The hair clip-festooned bustier was sensational, but it was Leigh’s body – all that mountainous flesh that Lucian Freud loved to paint – that felt like the real focus, especially after years in which it had been hidden inside elaborate costumes. Leigh had performed on stage with the Michael Clark Company, but this moment didn’t appear to be choreographed at all. After throwing himself into some acrobatic shapes, his performance soon transformed into something simpler: the party host, dancing among his guests. I may have been the only photographer there, which seems remarkable in hindsight, but what was also curiously impressive is that most of the other clubbers appeared determined not to look at Leigh. It’s impossible to imagine a similar reaction today.
Dave Swindells is a photographer and the former nightlife editor at Time Out.
Dick Jewell
By 1988, Leigh had become a close friend of mine through other mutual friendships.
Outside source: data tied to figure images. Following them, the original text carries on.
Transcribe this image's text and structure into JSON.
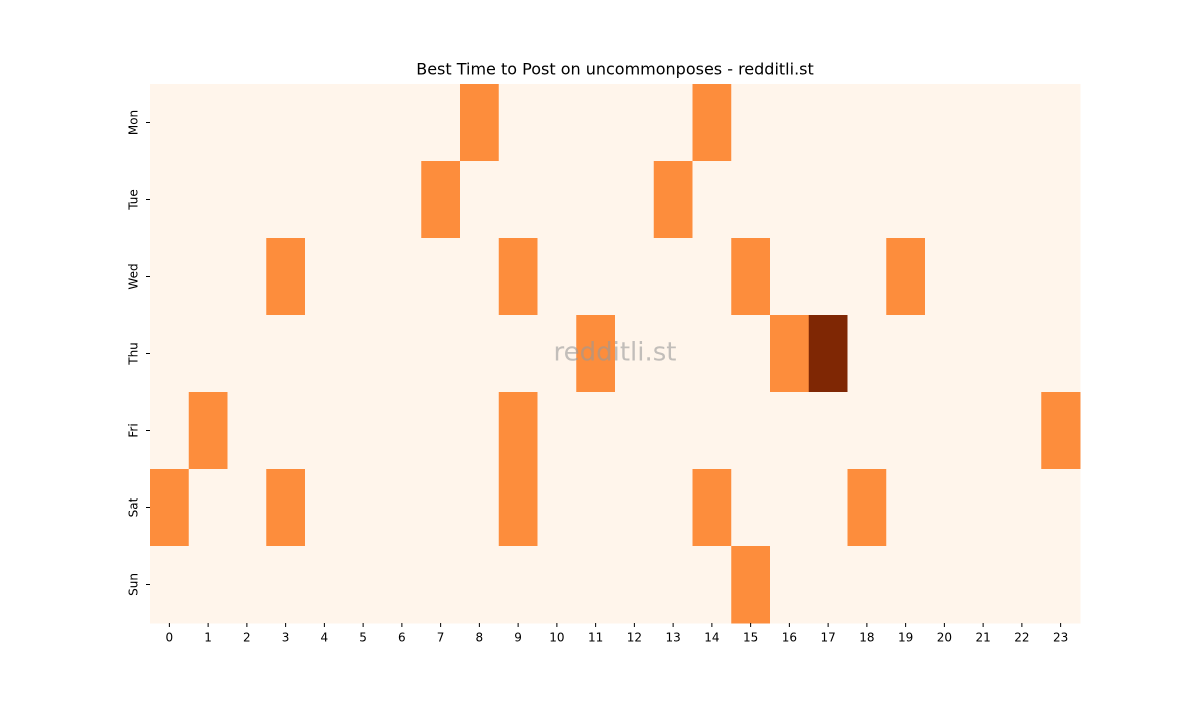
{
  "chart_data": {
    "type": "heatmap",
    "title": "Best Time to Post on uncommonposes - redditli.st",
    "watermark": "redditli.st",
    "x": [
      0,
      1,
      2,
      3,
      4,
      5,
      6,
      7,
      8,
      9,
      10,
      11,
      12,
      13,
      14,
      15,
      16,
      17,
      18,
      19,
      20,
      21,
      22,
      23
    ],
    "y": [
      "Mon",
      "Tue",
      "Wed",
      "Thu",
      "Fri",
      "Sat",
      "Sun"
    ],
    "values": [
      [
        0,
        0,
        0,
        0,
        0,
        0,
        0,
        0,
        1,
        0,
        0,
        0,
        0,
        0,
        1,
        0,
        0,
        0,
        0,
        0,
        0,
        0,
        0,
        0
      ],
      [
        0,
        0,
        0,
        0,
        0,
        0,
        0,
        1,
        0,
        0,
        0,
        0,
        0,
        1,
        0,
        0,
        0,
        0,
        0,
        0,
        0,
        0,
        0,
        0
      ],
      [
        0,
        0,
        0,
        1,
        0,
        0,
        0,
        0,
        0,
        1,
        0,
        0,
        0,
        0,
        0,
        1,
        0,
        0,
        0,
        1,
        0,
        0,
        0,
        0
      ],
      [
        0,
        0,
        0,
        0,
        0,
        0,
        0,
        0,
        0,
        0,
        0,
        1,
        0,
        0,
        0,
        0,
        1,
        2,
        0,
        0,
        0,
        0,
        0,
        0
      ],
      [
        0,
        1,
        0,
        0,
        0,
        0,
        0,
        0,
        0,
        1,
        0,
        0,
        0,
        0,
        0,
        0,
        0,
        0,
        0,
        0,
        0,
        0,
        0,
        1
      ],
      [
        1,
        0,
        0,
        1,
        0,
        0,
        0,
        0,
        0,
        1,
        0,
        0,
        0,
        0,
        1,
        0,
        0,
        0,
        1,
        0,
        0,
        0,
        0,
        0
      ],
      [
        0,
        0,
        0,
        0,
        0,
        0,
        0,
        0,
        0,
        0,
        0,
        0,
        0,
        0,
        0,
        1,
        0,
        0,
        0,
        0,
        0,
        0,
        0,
        0
      ]
    ],
    "zlim": [
      0,
      2
    ],
    "colorscale": [
      "#fff5eb",
      "#fd8d3c",
      "#7f2704"
    ]
  }
}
I’d already had the idea of recording people’s responses to art, and so when Leigh told me that Anthony d’Offay had offered him a week-long show in his gallery, it seemed the perfect opportunity to make my film. As Leigh’s first performance in a purely artistic context, there had yet to be any critique of his work. This meant that the answers to my question, ‘What is your reaction to the show?’, would be influenced only by each individual’s interpretation of the work or their relationship to the artist.
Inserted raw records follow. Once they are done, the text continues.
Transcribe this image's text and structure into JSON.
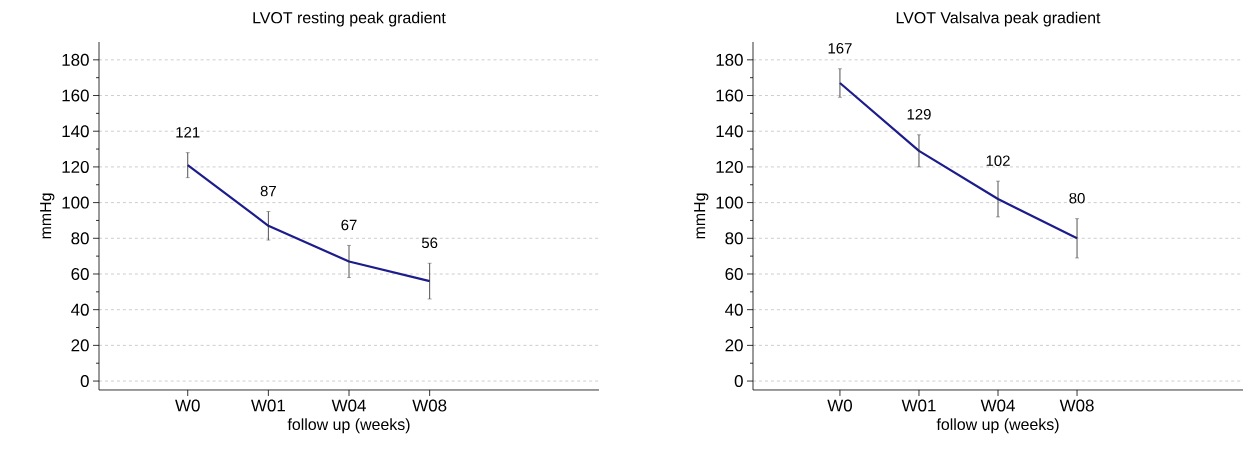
{
  "chart_data": [
    {
      "type": "line",
      "title": "LVOT resting peak gradient",
      "xlabel": "follow up (weeks)",
      "ylabel": "mmHg",
      "categories": [
        "W0",
        "W01",
        "W04",
        "W08"
      ],
      "series": [
        {
          "color": "#1c1c8c",
          "values": [
            121,
            87,
            67,
            56
          ],
          "errors": [
            7,
            8,
            9,
            10
          ]
        }
      ],
      "ylim": [
        -5,
        190
      ],
      "yticks": [
        0,
        20,
        40,
        60,
        80,
        100,
        120,
        140,
        160,
        180
      ],
      "grid": "y",
      "data_labels": true,
      "marker": "none",
      "line_style": "solid"
    },
    {
      "type": "line",
      "title": "LVOT Valsalva peak gradient",
      "xlabel": "follow up (weeks)",
      "ylabel": "mmHg",
      "categories": [
        "W0",
        "W01",
        "W04",
        "W08"
      ],
      "series": [
        {
          "color": "#1c1c8c",
          "values": [
            167,
            129,
            102,
            80
          ],
          "errors": [
            8,
            9,
            10,
            11
          ]
        }
      ],
      "ylim": [
        -5,
        190
      ],
      "yticks": [
        0,
        20,
        40,
        60,
        80,
        100,
        120,
        140,
        160,
        180
      ],
      "grid": "y",
      "data_labels": true,
      "marker": "none",
      "line_style": "solid"
    }
  ]
}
The film that followed reveals the diversity of Leigh’s audience, from the gallerist to the cleaner. Many people placed greater emphasis on what they had expected to witness, over what they had actually seen. Some thought Leigh’s daily silent performance in different flamboyant outfits behind a two-way mirror was the greatest show they’d ever seen, while others simply did not understand what they had just watched. However, for Leigh’s friends, their familiarity with him gave them a different insight into the performance. As one remarked: ‘Because Leigh’s dialogue is as powerful as his presence in a room, in this case you are getting less but seeing more.’ I’m pleased that the film places the performance firmly in the context of art in the late 1980s, from the nature of the reactions to the fashions the audience are wearing.
In the film’s conclusion, which focuses on Leigh’s own reaction to the show, he tells us how being isolated in a room for two hours each day gave him the opportunity to think about what he was experiencing, as well as other shows that he’d like to do ‘in relationship to art in general’.
I was happy to document his next ‘art’ performance at the Serpentine Gallery in 1989, as well as many others as they became more extreme in subsequent years (as did the audience’s reactions). I will never forget the combined sound of gasps, applause and airhorns blasting as Leigh ‘gave birth’ live on stage at the Empire Ballroom, a venue in which I recorded him, from among the melee, on over a dozen occasions at the club night Kinky Gerlinky. Leigh’s extrovert apparel and behaviour matched the sentiment of the club.
Another night, while dancing vigorously in a sequinned crash helmet over a full, nylon head covering, he announced to my camera: ‘Dick, hi. Anyone who is heterosexual is slim.’ After some more dancing, he continued: ‘I’m sorry, Dick, that might include you.’ He always loved to court controversy.
Dick Jewell is an artist and filmmaker based in London.
Leigh Bowery! at Tate Modern, 27 February - 31 August 2025.